After almost 20 years of assembling data, analyzing and promoting the petroleum potential of Ghana at various international fora, GNPC walked away with an infinitesimal 10% share in the Jubilee oil find while EO Group walked away with 3.5% share. Was national interest sacrificed at the altar of personal interests?
The Atta-Mills administration could do Ghanaians a favor by disclosing the bidders’ identities and the oil development plan reached with the oil companies. In this instance, transparency does not refer only to revenue accruing to government but also to all stakeholders. Transparency in terms of the full disclosure of the content of all agreements our governments have signed with the oil companies will clear doubts about the country’s interest that has been sacrificed for pittance, and with the unsubstantiated promise that many people will be employed at the development phase of the oil production. How will the production affect communities in the Sharma, Ahanta, Elembelle, Egwira and Jomoro districts, and Sekondi-Takoradi Metropolitan area? What environmental and social impact assessments have been done in these communities? Next in the series will be articles that will discuss how the oil money should be used to transform the Ghanaian economy and how the oil money should be shared.
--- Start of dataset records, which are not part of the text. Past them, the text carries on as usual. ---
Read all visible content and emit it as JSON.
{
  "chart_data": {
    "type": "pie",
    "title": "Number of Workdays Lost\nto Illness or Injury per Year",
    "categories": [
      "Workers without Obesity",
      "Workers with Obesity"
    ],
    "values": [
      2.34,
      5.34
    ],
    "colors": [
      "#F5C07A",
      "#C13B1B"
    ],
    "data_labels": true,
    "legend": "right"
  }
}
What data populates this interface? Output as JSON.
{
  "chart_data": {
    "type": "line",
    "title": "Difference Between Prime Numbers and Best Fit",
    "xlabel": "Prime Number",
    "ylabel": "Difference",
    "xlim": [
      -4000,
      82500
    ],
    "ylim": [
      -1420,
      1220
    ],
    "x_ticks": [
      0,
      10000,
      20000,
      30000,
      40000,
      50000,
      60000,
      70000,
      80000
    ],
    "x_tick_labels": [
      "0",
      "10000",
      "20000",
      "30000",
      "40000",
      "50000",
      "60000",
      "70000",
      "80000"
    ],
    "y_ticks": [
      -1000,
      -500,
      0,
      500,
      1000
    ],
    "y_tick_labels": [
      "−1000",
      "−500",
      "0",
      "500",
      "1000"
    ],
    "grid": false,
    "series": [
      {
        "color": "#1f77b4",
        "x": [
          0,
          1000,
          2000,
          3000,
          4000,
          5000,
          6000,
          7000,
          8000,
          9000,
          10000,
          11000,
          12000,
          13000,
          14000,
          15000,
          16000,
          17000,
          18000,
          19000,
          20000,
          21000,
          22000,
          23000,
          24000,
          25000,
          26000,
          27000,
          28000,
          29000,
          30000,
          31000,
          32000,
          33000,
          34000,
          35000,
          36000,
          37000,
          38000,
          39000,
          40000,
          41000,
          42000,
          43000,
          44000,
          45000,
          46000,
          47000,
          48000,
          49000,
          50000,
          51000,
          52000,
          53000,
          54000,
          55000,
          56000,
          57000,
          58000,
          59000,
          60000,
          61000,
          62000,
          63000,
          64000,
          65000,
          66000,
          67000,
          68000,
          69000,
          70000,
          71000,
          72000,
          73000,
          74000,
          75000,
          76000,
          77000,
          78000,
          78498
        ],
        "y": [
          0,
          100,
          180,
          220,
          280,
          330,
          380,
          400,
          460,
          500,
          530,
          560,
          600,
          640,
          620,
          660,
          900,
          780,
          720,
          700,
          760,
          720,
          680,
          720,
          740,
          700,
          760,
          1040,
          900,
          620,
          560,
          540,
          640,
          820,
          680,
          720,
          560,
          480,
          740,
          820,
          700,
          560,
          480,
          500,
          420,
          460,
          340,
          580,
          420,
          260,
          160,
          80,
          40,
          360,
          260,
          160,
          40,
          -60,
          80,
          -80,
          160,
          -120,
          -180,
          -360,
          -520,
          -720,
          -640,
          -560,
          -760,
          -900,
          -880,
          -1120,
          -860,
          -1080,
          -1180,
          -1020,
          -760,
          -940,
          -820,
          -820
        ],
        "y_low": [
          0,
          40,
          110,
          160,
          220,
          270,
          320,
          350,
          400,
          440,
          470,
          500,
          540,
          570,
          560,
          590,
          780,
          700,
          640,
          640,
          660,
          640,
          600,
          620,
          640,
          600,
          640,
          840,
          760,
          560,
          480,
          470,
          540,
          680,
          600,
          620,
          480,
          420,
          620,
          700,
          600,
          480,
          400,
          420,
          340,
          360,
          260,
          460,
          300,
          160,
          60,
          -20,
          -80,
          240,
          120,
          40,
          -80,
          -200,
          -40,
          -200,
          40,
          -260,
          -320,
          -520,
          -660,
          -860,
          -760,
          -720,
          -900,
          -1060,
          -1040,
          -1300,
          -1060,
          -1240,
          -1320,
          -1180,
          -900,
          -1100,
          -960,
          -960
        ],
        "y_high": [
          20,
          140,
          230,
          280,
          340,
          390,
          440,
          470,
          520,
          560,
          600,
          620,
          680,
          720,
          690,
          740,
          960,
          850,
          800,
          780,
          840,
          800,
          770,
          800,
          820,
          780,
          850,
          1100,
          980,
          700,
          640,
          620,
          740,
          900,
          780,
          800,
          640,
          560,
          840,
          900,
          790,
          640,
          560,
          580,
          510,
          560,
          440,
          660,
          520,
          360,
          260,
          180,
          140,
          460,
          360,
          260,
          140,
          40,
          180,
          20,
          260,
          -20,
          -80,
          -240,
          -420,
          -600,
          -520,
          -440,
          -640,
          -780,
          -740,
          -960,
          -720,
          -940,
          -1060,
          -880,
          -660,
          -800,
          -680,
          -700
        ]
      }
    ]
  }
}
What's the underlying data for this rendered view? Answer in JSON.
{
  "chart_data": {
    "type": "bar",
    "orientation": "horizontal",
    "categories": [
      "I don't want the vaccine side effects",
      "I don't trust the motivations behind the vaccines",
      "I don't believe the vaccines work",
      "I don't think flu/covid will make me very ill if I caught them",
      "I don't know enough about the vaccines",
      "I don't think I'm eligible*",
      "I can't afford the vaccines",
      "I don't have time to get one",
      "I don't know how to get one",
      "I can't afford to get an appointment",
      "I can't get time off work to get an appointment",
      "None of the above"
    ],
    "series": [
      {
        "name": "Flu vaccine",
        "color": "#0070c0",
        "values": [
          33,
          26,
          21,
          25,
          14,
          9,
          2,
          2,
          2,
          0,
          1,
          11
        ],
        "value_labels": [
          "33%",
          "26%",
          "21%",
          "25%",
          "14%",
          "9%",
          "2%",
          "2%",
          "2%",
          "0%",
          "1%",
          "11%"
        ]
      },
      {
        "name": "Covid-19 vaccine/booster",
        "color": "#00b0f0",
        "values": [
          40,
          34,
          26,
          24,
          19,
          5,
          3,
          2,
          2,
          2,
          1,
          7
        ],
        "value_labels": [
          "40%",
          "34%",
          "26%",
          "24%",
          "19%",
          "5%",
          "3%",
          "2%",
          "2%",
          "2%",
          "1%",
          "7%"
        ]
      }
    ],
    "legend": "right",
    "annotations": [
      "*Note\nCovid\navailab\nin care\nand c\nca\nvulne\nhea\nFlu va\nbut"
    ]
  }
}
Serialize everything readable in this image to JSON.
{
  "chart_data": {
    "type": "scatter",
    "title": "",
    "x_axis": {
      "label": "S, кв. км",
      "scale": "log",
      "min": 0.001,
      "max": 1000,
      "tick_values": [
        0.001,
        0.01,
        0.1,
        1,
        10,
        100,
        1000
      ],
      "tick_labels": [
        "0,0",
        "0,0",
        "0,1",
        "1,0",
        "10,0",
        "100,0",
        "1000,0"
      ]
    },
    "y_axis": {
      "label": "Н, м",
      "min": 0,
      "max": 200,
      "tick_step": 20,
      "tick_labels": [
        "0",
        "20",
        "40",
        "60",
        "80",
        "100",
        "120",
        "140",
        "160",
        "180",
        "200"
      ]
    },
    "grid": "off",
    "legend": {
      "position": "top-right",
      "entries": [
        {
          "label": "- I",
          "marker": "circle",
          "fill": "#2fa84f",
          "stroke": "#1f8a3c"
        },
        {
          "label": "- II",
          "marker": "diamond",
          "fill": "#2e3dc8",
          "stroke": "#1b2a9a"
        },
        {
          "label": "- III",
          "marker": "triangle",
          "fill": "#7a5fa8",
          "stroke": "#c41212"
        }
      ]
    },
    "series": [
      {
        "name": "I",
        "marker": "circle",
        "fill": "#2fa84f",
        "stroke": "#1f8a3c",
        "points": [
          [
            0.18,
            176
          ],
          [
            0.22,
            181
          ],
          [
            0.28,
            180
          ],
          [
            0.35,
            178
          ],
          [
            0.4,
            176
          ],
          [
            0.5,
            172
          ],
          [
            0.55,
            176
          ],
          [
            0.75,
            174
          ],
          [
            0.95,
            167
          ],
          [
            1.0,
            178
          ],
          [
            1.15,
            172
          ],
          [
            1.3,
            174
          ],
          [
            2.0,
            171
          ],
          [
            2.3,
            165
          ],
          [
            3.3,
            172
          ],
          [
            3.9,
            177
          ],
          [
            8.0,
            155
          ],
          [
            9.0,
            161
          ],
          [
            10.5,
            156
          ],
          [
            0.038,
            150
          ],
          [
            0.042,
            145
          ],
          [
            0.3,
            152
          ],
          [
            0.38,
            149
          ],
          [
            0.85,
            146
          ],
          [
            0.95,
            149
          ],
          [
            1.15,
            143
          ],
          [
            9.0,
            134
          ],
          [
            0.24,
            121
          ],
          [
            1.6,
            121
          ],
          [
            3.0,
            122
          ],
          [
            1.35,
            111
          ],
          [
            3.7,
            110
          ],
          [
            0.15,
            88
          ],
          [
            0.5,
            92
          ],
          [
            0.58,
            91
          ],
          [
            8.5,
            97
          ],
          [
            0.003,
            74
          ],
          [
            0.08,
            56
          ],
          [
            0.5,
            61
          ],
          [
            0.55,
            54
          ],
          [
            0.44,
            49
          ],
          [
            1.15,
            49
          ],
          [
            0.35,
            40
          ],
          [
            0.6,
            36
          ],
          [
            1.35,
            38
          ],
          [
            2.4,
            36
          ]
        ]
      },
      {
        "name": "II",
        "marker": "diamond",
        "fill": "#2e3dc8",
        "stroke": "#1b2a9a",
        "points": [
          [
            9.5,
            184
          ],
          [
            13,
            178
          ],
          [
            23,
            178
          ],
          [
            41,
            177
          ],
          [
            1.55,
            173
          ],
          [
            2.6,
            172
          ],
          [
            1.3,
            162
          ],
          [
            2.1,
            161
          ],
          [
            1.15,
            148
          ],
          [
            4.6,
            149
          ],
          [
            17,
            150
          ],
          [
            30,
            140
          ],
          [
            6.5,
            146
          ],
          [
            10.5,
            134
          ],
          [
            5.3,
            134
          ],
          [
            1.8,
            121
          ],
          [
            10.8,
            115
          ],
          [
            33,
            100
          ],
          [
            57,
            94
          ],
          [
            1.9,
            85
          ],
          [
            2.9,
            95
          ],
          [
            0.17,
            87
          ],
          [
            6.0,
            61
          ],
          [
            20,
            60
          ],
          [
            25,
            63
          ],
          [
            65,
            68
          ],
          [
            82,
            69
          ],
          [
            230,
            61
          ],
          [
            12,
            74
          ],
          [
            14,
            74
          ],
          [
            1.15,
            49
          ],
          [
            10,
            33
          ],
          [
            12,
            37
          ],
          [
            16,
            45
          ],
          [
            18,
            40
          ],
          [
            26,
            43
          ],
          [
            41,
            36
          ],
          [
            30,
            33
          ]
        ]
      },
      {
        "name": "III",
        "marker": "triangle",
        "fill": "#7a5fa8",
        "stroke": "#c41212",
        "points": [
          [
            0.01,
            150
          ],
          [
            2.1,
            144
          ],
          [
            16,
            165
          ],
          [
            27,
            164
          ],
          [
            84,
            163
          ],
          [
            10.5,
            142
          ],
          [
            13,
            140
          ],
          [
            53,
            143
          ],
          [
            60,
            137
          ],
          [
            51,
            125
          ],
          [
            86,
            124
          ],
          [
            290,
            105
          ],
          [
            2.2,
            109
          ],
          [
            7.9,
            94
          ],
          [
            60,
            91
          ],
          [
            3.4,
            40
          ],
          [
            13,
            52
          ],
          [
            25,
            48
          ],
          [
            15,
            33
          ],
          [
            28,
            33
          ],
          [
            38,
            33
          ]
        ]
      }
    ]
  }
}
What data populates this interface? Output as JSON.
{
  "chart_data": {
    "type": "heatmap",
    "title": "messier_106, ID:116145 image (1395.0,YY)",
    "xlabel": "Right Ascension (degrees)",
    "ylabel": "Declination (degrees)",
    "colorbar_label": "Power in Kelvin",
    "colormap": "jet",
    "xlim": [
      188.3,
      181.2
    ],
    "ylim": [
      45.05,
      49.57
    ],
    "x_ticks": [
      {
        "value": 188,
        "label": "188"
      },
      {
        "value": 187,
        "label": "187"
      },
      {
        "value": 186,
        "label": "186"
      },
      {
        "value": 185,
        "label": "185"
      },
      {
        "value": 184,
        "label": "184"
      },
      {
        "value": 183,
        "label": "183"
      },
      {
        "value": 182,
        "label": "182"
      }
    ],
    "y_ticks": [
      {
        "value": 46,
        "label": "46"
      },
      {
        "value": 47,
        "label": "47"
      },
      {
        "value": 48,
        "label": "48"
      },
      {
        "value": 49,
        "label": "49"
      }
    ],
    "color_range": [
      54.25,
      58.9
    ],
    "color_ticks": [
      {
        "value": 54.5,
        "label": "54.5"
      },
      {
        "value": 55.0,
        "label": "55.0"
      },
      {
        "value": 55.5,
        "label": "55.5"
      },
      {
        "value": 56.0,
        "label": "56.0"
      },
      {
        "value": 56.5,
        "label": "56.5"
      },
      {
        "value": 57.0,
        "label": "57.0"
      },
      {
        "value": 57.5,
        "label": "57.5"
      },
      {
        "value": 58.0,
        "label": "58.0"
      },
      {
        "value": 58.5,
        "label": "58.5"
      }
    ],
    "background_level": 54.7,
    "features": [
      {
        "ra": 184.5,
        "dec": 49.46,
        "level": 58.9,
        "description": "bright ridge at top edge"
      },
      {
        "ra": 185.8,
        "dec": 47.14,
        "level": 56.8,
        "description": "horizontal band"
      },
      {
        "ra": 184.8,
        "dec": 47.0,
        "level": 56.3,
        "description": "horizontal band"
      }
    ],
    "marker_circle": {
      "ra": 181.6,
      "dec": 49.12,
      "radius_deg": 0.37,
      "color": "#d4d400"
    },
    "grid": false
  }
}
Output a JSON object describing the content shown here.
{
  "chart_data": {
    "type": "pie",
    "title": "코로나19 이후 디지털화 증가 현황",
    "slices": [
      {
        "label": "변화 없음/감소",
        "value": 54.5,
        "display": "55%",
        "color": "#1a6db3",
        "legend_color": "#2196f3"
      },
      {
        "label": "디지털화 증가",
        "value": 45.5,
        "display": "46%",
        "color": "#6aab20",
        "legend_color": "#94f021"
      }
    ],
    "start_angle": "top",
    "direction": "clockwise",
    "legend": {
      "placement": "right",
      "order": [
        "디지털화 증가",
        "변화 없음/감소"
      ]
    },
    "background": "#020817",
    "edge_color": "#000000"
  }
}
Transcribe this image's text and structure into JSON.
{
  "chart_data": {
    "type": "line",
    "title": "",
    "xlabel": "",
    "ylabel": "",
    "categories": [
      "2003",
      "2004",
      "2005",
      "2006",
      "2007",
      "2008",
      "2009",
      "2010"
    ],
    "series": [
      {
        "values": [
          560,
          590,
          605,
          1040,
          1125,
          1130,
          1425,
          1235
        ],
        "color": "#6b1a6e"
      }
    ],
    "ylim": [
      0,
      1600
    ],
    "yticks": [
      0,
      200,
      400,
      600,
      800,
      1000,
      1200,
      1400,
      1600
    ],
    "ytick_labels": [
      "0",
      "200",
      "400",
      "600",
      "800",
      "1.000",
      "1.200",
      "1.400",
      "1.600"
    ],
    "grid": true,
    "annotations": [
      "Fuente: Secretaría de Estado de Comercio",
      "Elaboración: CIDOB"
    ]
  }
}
After the transparency issue, we hope to discuss the kinds of industries to be established in relation to the oil so as to transform the present economy of the country. The focus on oil-related industries to facilitate the transformation of the Ghanaian economy will be done in the context of the global energy and its geo-politics. We hope the industries that will be set up will have more backward and forward linkages to other sectors of the Ghanaian economy. After discussing industries we will tackle revenue sharing in a subsequent article on the isue of revenue sharing of the oil proceeds that will accrue to Ghana, we will be taking a critical look at the existing revenue sharing arrangements for the mining of bauxite, gold, diamonds, and manganese. We will also take a look at the EITI model for the mining industries in the country. We will take a look at revenue sharing models from Botswana (for diamonds), Alaska and Norway (for oil). We need to have this comprehensive approach in discussing the oil find in Ghana so that we do not polarize the country along NDC/NPP political acrimony; neither do we need to polarize the country along ethnic/tribal lines. Ghana is a pluralistic society where all ethnic groups live and work among each other and we have strong inter-ethnic marriages, school class mates and work partners. For example, in the cocoa growing areas of Western Region, one finds migrant farmers from all parts of the country establishing and operating cocoa farms.